For the first time, the European Committee for the Prevention of Torture and Inhumane or Degrading Treatment (CPT) has replied to questions from the Kurdish Fırat News Agency concerning the isolation of Abdullah Öcalan in Turkey’s İmralı Island Prison. Although the CPT sharply criticised the conditions in the prison, it has also avoided publishing on the subject, on the grounds that the Turkish state would not allow it.
The CPT has reportedly been urged in the past to answer questions about the situation on İmralı, but has turned down all previous requests. On 10 October 2023, Kurds and their allies initiated a global campaign titled ‘Freedom for Abdullah Öcalan, A Political Solution to the Kurdish Issue’, marked by global and local protests along with hunger strikes in Turkish prisons that aimed to put pressure on the CPT.
Since his capture in 1999, Kurdistan Workers’ Party (PKK) leader Öcalan has been in solitary confinement on the prison island of İmralı in Turkey. His last direct contact with lawyers took place in August 2019, while his latest communication with a family member was a brief phone call in the spring of 2021, which was suddenly curtailed by the prison authorities.
In their answers, the CPT stated that it has visited İmralı prison nine times so far, with the last visit taking place in September 2022. Upon being asked why the report of this last visit has not been published, the CPT responded that they hadn’t received authorisation from Turkey.
The CPT made its concerns about the situation of Abdullah Öcalan and the other prisoners on İmralı island clear, also saying that the fact that they are held in solitary confinement for “159 hours out of 168 hours per week” was a “state of affairs that is not acceptable”. They continued, “If it considers it necessary, the CPT will carry out a further visit to the site”, without further clarifying if a future visit is planned to date.

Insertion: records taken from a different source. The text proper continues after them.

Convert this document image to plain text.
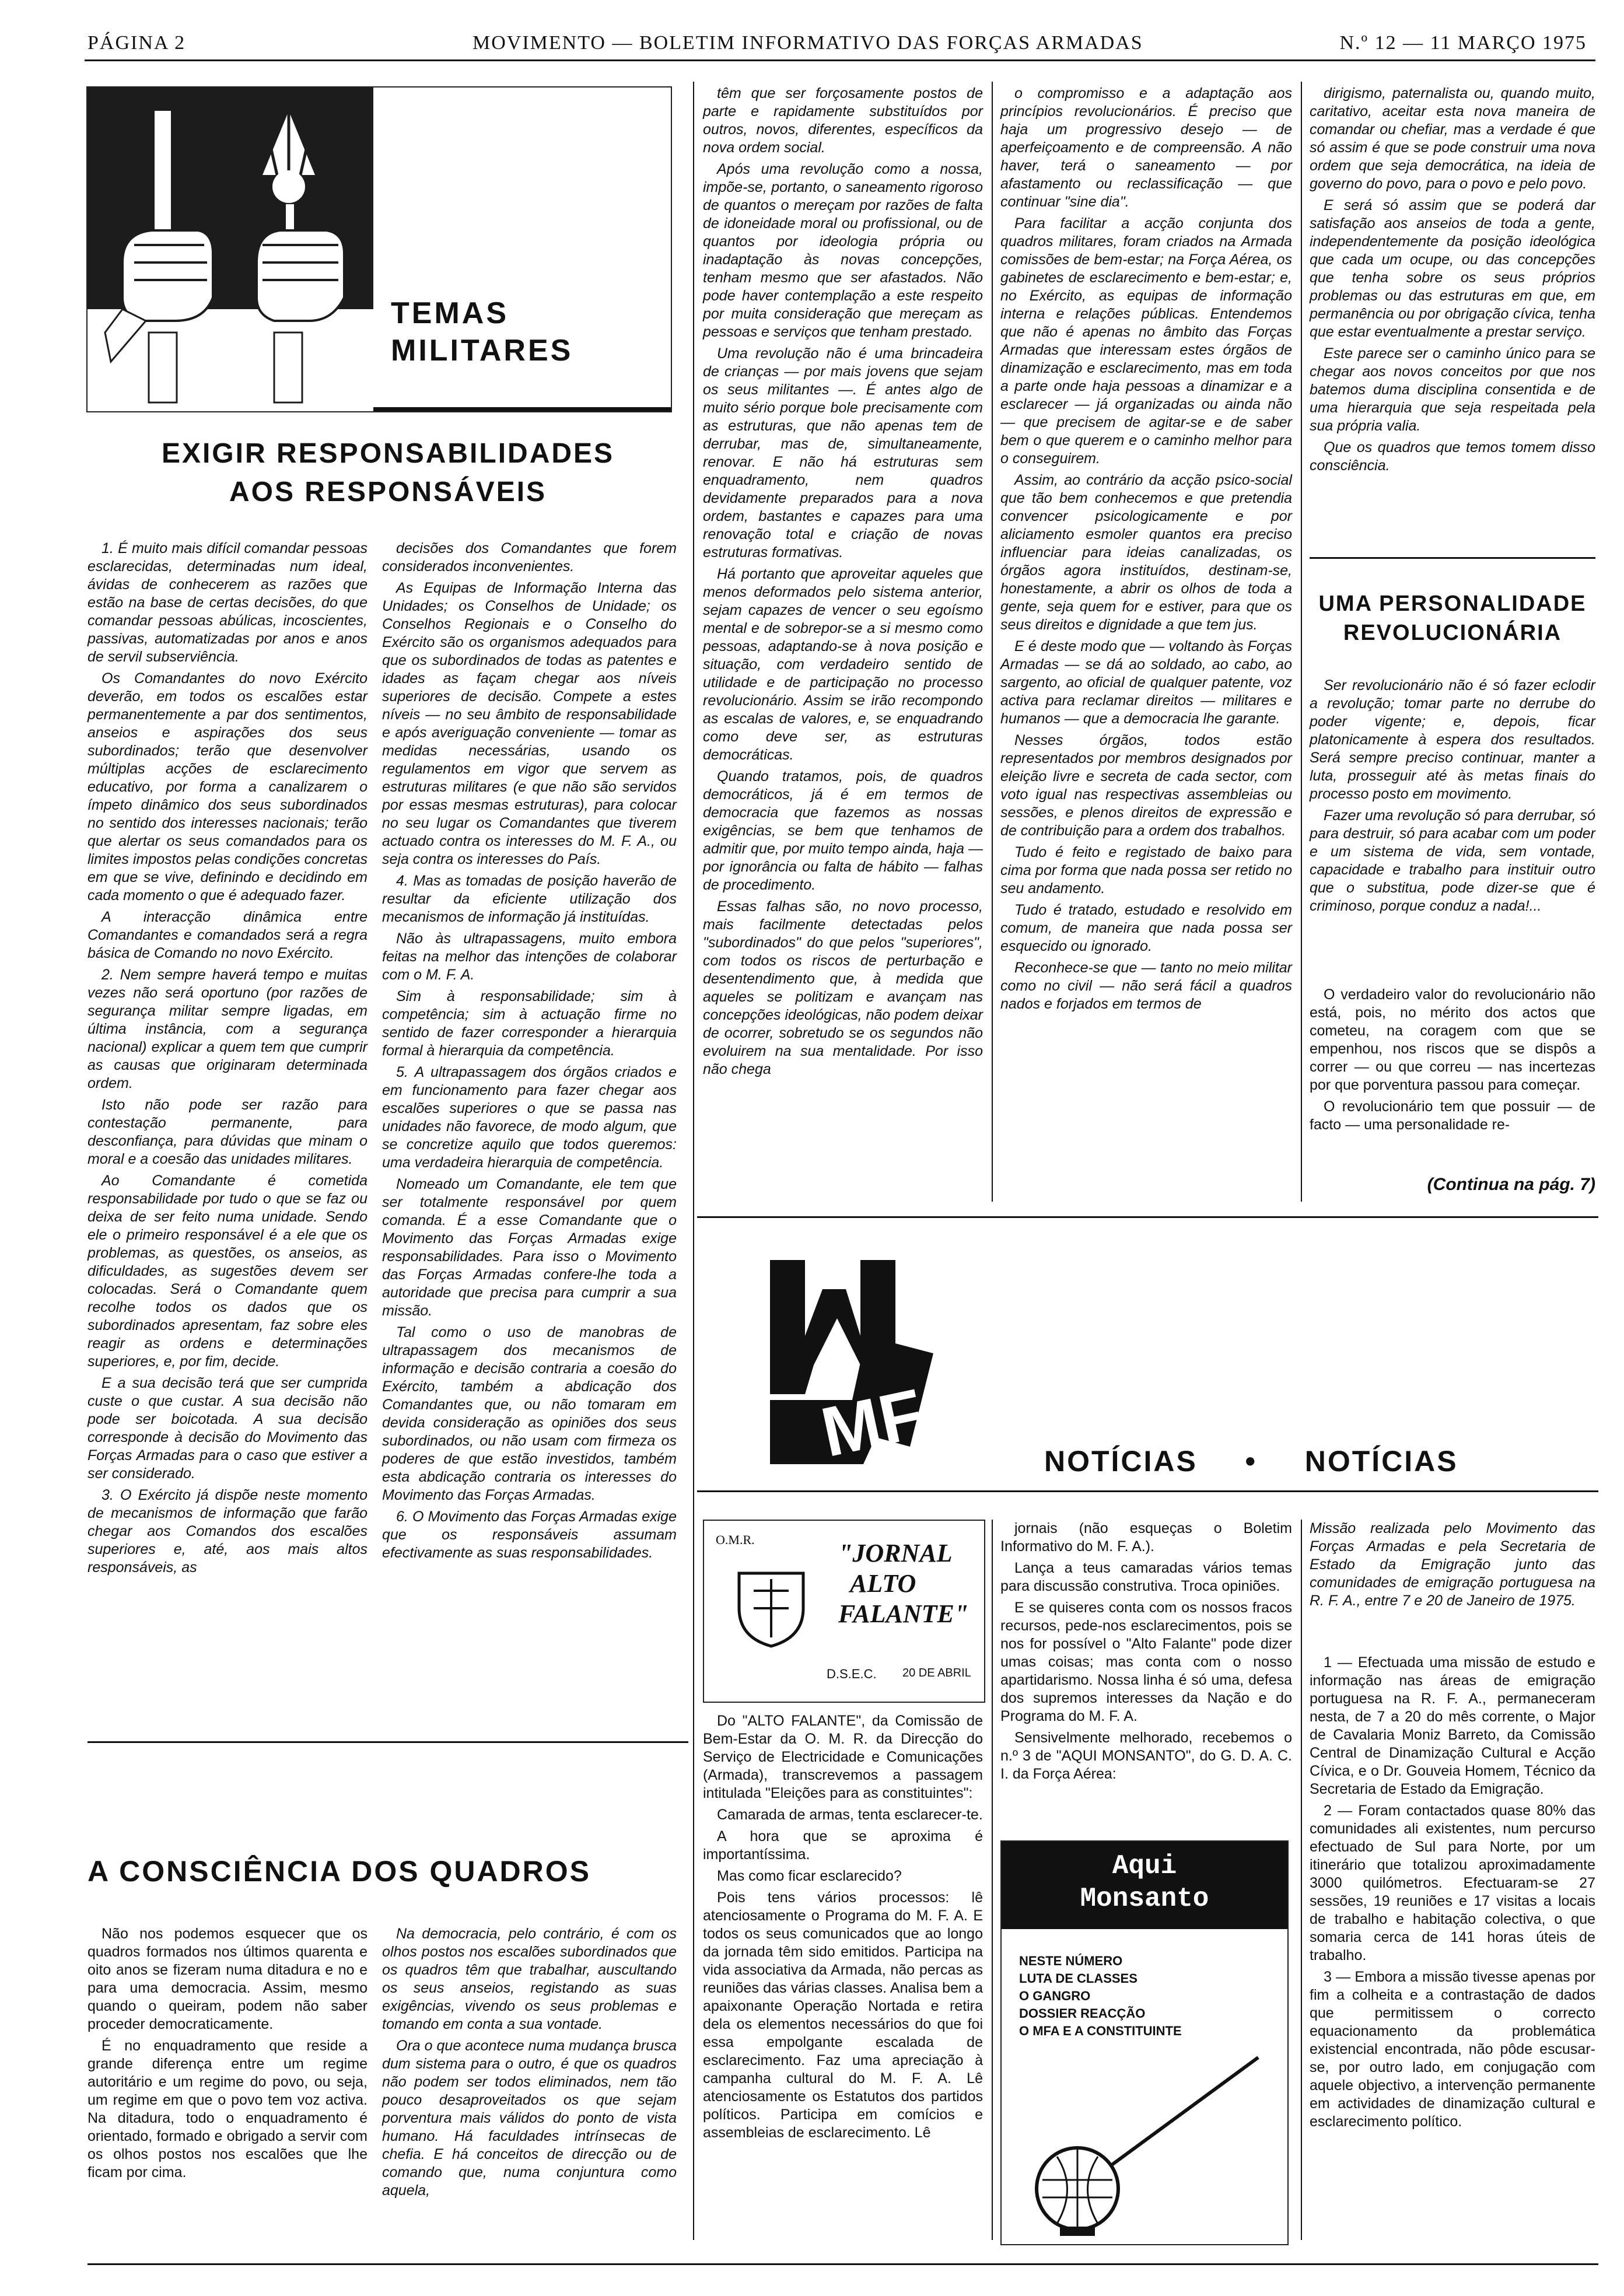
PÁGINA 2	MOVIMENTO — BOLETIM INFORMATIVO DAS FORÇAS ARMADAS	N.º 12 — 11 MARÇO 1975
TEMAS
MILITARES
EXIGIR RESPONSABILIDADES
AOS RESPONSÁVEIS

1. É muito mais difícil comandar pessoas esclarecidas, determinadas num ideal, ávidas de conhecerem as razões que estão na base de certas decisões, do que comandar pessoas abúlicas, incoscientes, passivas, automatizadas por anos e anos de servil subserviência.

Os Comandantes do novo Exército deverão, em todos os escalões estar permanentemente a par dos sentimentos, anseios e aspirações dos seus subordinados; terão que desenvolver múltiplas acções de esclarecimento educativo, por forma a canalizarem o ímpeto dinâmico dos seus subordinados no sentido dos interesses nacionais; terão que alertar os seus comandados para os limites impostos pelas condições concretas em que se vive, definindo e decidindo em cada momento o que é adequado fazer.

A interacção dinâmica entre Comandantes e comandados será a regra básica de Comando no novo Exército.

2. Nem sempre haverá tempo e muitas vezes não será oportuno (por razões de segurança militar sempre ligadas, em última instância, com a segurança nacional) explicar a quem tem que cumprir as causas que originaram determinada ordem.

Isto não pode ser razão para contestação permanente, para desconfiança, para dúvidas que minam o moral e a coesão das unidades militares.

Ao Comandante é cometida responsabilidade por tudo o que se faz ou deixa de ser feito numa unidade. Sendo ele o primeiro responsável é a ele que os problemas, as questões, os anseios, as dificuldades, as sugestões devem ser colocadas. Será o Comandante quem recolhe todos os dados que os subordinados apresentam, faz sobre eles reagir as ordens e determinações superiores, e, por fim, decide.

E a sua decisão terá que ser cumprida custe o que custar. A sua decisão não pode ser boicotada. A sua decisão corresponde à decisão do Movimento das Forças Armadas para o caso que estiver a ser considerado.

3. O Exército já dispõe neste momento de mecanismos de informação que farão chegar aos Comandos dos escalões superiores e, até, aos mais altos responsáveis, as

decisões dos Comandantes que forem considerados inconvenientes.

As Equipas de Informação Interna das Unidades; os Conselhos de Unidade; os Conselhos Regionais e o Conselho do Exército são os organismos adequados para que os subordinados de todas as patentes e idades as façam chegar aos níveis superiores de decisão. Compete a estes níveis — no seu âmbito de responsabilidade e após averiguação conveniente — tomar as medidas necessárias, usando os regulamentos em vigor que servem as estruturas militares (e que não são servidos por essas mesmas estruturas), para colocar no seu lugar os Comandantes que tiverem actuado contra os interesses do M. F. A., ou seja contra os interesses do País.

4. Mas as tomadas de posição haverão de resultar da eficiente utilização dos mecanismos de informação já instituídas.

Não às ultrapassagens, muito embora feitas na melhor das intenções de colaborar com o M. F. A.

Sim à responsabilidade; sim à competência; sim à actuação firme no sentido de fazer corresponder a hierarquia formal à hierarquia da competência.

5. A ultrapassagem dos órgãos criados e em funcionamento para fazer chegar aos escalões superiores o que se passa nas unidades não favorece, de modo algum, que se concretize aquilo que todos queremos: uma verdadeira hierarquia de competência.

Nomeado um Comandante, ele tem que ser totalmente responsável por quem comanda. É a esse Comandante que o Movimento das Forças Armadas exige responsabilidades. Para isso o Movimento das Forças Armadas confere-lhe toda a autoridade que precisa para cumprir a sua missão.

Tal como o uso de manobras de ultrapassagem dos mecanismos de informação e decisão contraria a coesão do Exército, também a abdicação dos Comandantes que, ou não tomaram em devida consideração as opiniões dos seus subordinados, ou não usam com firmeza os poderes de que estão investidos, também esta abdicação contraria os interesses do Movimento das Forças Armadas.

6. O Movimento das Forças Armadas exige que os responsáveis assumam efectivamente as suas responsabilidades.

têm que ser forçosamente postos de parte e rapidamente substituídos por outros, novos, diferentes, específicos da nova ordem social.

Após uma revolução como a nossa, impõe-se, portanto, o saneamento rigoroso de quantos o mereçam por razões de falta de idoneidade moral ou profissional, ou de quantos por ideologia própria ou inadaptação às novas concepções, tenham mesmo que ser afastados. Não pode haver contemplação a este respeito por muita consideração que mereçam as pessoas e serviços que tenham prestado.

Uma revolução não é uma brincadeira de crianças — por mais jovens que sejam os seus militantes —. É antes algo de muito sério porque bole precisamente com as estruturas, que não apenas tem de derrubar, mas de, simultaneamente, renovar. E não há estruturas sem enquadramento, nem quadros devidamente preparados para a nova ordem, bastantes e capazes para uma renovação total e criação de novas estruturas formativas.

Há portanto que aproveitar aqueles que menos deformados pelo sistema anterior, sejam capazes de vencer o seu egoísmo mental e de sobrepor-se a si mesmo como pessoas, adaptando-se à nova posição e situação, com verdadeiro sentido de utilidade e de participação no processo revolucionário. Assim se irão recompondo as escalas de valores, e, se enquadrando como deve ser, as estruturas democráticas.

Quando tratamos, pois, de quadros democráticos, já é em termos de democracia que fazemos as nossas exigências, se bem que tenhamos de admitir que, por muito tempo ainda, haja — por ignorância ou falta de hábito — falhas de procedimento.

Essas falhas são, no novo processo, mais facilmente detectadas pelos "subordinados" do que pelos "superiores", com todos os riscos de perturbação e desentendimento que, à medida que aqueles se politizam e avançam nas concepções ideológicas, não podem deixar de ocorrer, sobretudo se os segundos não evoluirem na sua mentalidade. Por isso não chega

o compromisso e a adaptação aos princípios revolucionários. É preciso que haja um progressivo desejo — de aperfeiçoamento e de compreensão. A não haver, terá o saneamento — por afastamento ou reclassificação — que continuar "sine dia".

Para facilitar a acção conjunta dos quadros militares, foram criados na Armada comissões de bem-estar; na Força Aérea, os gabinetes de esclarecimento e bem-estar; e, no Exército, as equipas de informação interna e relações públicas. Entendemos que não é apenas no âmbito das Forças Armadas que interessam estes órgãos de dinamização e esclarecimento, mas em toda a parte onde haja pessoas a dinamizar e a esclarecer — já organizadas ou ainda não — que precisem de agitar-se e de saber bem o que querem e o caminho melhor para o conseguirem.

Assim, ao contrário da acção psico-social que tão bem conhecemos e que pretendia convencer psicologicamente e por aliciamento esmoler quantos era preciso influenciar para ideias canalizadas, os órgãos agora instituídos, destinam-se, honestamente, a abrir os olhos de toda a gente, seja quem for e estiver, para que os seus direitos e dignidade a que tem jus.

E é deste modo que — voltando às Forças Armadas — se dá ao soldado, ao cabo, ao sargento, ao oficial de qualquer patente, voz activa para reclamar direitos — militares e humanos — que a democracia lhe garante.

Nesses órgãos, todos estão representados por membros designados por eleição livre e secreta de cada sector, com voto igual nas respectivas assembleias ou sessões, e plenos direitos de expressão e de contribuição para a ordem dos trabalhos.

Tudo é feito e registado de baixo para cima por forma que nada possa ser retido no seu andamento.

Tudo é tratado, estudado e resolvido em comum, de maneira que nada possa ser esquecido ou ignorado.

Reconhece-se que — tanto no meio militar como no civil — não será fácil a quadros nados e forjados em termos de

dirigismo, paternalista ou, quando muito, caritativo, aceitar esta nova maneira de comandar ou chefiar, mas a verdade é que só assim é que se pode construir uma nova ordem que seja democrática, na ideia de governo do povo, para o povo e pelo povo.

E será só assim que se poderá dar satisfação aos anseios de toda a gente, independentemente da posição ideológica que cada um ocupe, ou das concepções que tenha sobre os seus próprios problemas ou das estruturas em que, em permanência ou por obrigação cívica, tenha que estar eventualmente a prestar serviço.

Este parece ser o caminho único para se chegar aos novos conceitos por que nos batemos duma disciplina consentida e de uma hierarquia que seja respeitada pela sua própria valia.

Que os quadros que temos tomem disso consciência.

UMA PERSONALIDADE
REVOLUCIONÁRIA

Ser revolucionário não é só fazer eclodir a revolução; tomar parte no derrube do poder vigente; e, depois, ficar platonicamente à espera dos resultados. Será sempre preciso continuar, manter a luta, prosseguir até às metas finais do processo posto em movimento.

Fazer uma revolução só para derrubar, só para destruir, só para acabar com um poder e um sistema de vida, sem vontade, capacidade e trabalho para instituir outro que o substitua, pode dizer-se que é criminoso, porque conduz a nada!...

O verdadeiro valor do revolucionário não está, pois, no mérito dos actos que cometeu, na coragem com que se empenhou, nos riscos que se dispôs a correr — ou que correu — nas incertezas por que porventura passou para começar.

O revolucionário tem que possuir — de facto — uma personalidade re-

(Continua na pág. 7)
A CONSCIÊNCIA DOS QUADROS

Não nos podemos esquecer que os quadros formados nos últimos quarenta e oito anos se fizeram numa ditadura e no e para uma democracia. Assim, mesmo quando o queiram, podem não saber proceder democraticamente.

É no enquadramento que reside a grande diferença entre um regime autoritário e um regime do povo, ou seja, um regime em que o povo tem voz activa. Na ditadura, todo o enquadramento é orientado, formado e obrigado a servir com os olhos postos nos escalões que lhe ficam por cima.

Na democracia, pelo contrário, é com os olhos postos nos escalões subordinados que os quadros têm que trabalhar, auscultando os seus anseios, registando as suas exigências, vivendo os seus problemas e tomando em conta a sua vontade.

Ora o que acontece numa mudança brusca dum sistema para o outro, é que os quadros não podem ser todos eliminados, nem tão pouco desaproveitados os que sejam porventura mais válidos do ponto de vista humano. Há faculdades intrínsecas de chefia. E há conceitos de direcção ou de comando que, numa conjuntura como aquela,

MFA NOTÍCIAS • NOTÍCIAS
O.M.R.	"JORNAL
ALTO
FALANTE"
D.S.E.C. 20 DE ABRIL

Do "ALTO FALANTE", da Comissão de Bem-Estar da O. M. R. da Direcção do Serviço de Electricidade e Comunicações (Armada), transcrevemos a passagem intitulada "Eleições para as constituintes":

Camarada de armas, tenta esclarecer-te.

A hora que se aproxima é importantíssima.

Mas como ficar esclarecido?

Pois tens vários processos: lê atenciosamente o Programa do M. F. A. E todos os seus comunicados que ao longo da jornada têm sido emitidos. Participa na vida associativa da Armada, não percas as reuniões das várias classes. Analisa bem a apaixonante Operação Nortada e retira dela os elementos necessários do que foi essa empolgante escalada de esclarecimento. Faz uma apreciação à campanha cultural do M. F. A. Lê atenciosamente os Estatutos dos partidos políticos. Participa em comícios e assembleias de esclarecimento. Lê

jornais (não esqueças o Boletim Informativo do M. F. A.).

Lança a teus camaradas vários temas para discussão construtiva. Troca opiniões.

E se quiseres conta com os nossos fracos recursos, pede-nos esclarecimentos, pois se nos for possível o "Alto Falante" pode dizer umas coisas; mas conta com o nosso apartidarismo. Nossa linha é só uma, defesa dos supremos interesses da Nação e do Programa do M. F. A.

Sensivelmente melhorado, recebemos o n.º 3 de "AQUI MONSANTO", do G. D. A. C. I. da Força Aérea:

Aqui
Monsanto
NESTE NÚMERO
LUTA DE CLASSES
O GANGRO
DOSSIER REACÇÃO
O MFA E A CONSTITUINTE
Missão realizada pelo Movimento das Forças Armadas e pela Secretaria de Estado da Emigração junto das comunidades de emigração portuguesa na R. F. A., entre 7 e 20 de Janeiro de 1975.

1 — Efectuada uma missão de estudo e informação nas áreas de emigração portuguesa na R. F. A., permaneceram nesta, de 7 a 20 do mês corrente, o Major de Cavalaria Moniz Barreto, da Comissão Central de Dinamização Cultural e Acção Cívica, e o Dr. Gouveia Homem, Técnico da Secretaria de Estado da Emigração.

2 — Foram contactados quase 80% das comunidades ali existentes, num percurso efectuado de Sul para Norte, por um itinerário que totalizou aproximadamente 3000 quilómetros. Efectuaram-se 27 sessões, 19 reuniões e 17 visitas a locais de trabalho e habitação colectiva, o que somaria cerca de 141 horas úteis de trabalho.

3 — Embora a missão tivesse apenas por fim a colheita e a contrastação de dados que permitissem o correcto equacionamento da problemática existencial encontrada, não pôde escusar-se, por outro lado, em conjugação com aquele objectivo, a intervenção permanente em actividades de dinamização cultural e esclarecimento político.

Stating that they are in regular contact with both Turkish state officials and the lawyers of Abdullah Öcalan, they said, “the CPT follows the situation of Abdullah Öcalan and the three other prisoners very closely.”
Regarding the incommunicado detention of Abdullah Öcalan that has lasted over three years, the CPT said that it has “repeatedly stressed in its dialogue with the Turkish authorities that the continuous denial of visits by lawyers and family members is not acceptable and clearly contravenes various relevant international human rights instruments and standards”.
There have been rising worries about the treatment of the prisoners on İmralı island, with many calling the ongoing isolation a form of torture, among them former CPT presidents Mauro Palma and Marc Neve.
Although the CPT itself stated concerns about the situation in their answers, it also claimed that during previous delegations to İmralı, they had received “no allegations of ill-treatment of prisoners by prison officers at Imralı Prison”.
Another question regarding comments by former CPT presidents Mauro Palma and Marc Neve, who have each visited İmralı several times, in which they said that İmralı was not a suitable location for a prison and that CPT should be more active in relation to the conditions of Öcalan’s detention, was left unanswered by the CPT.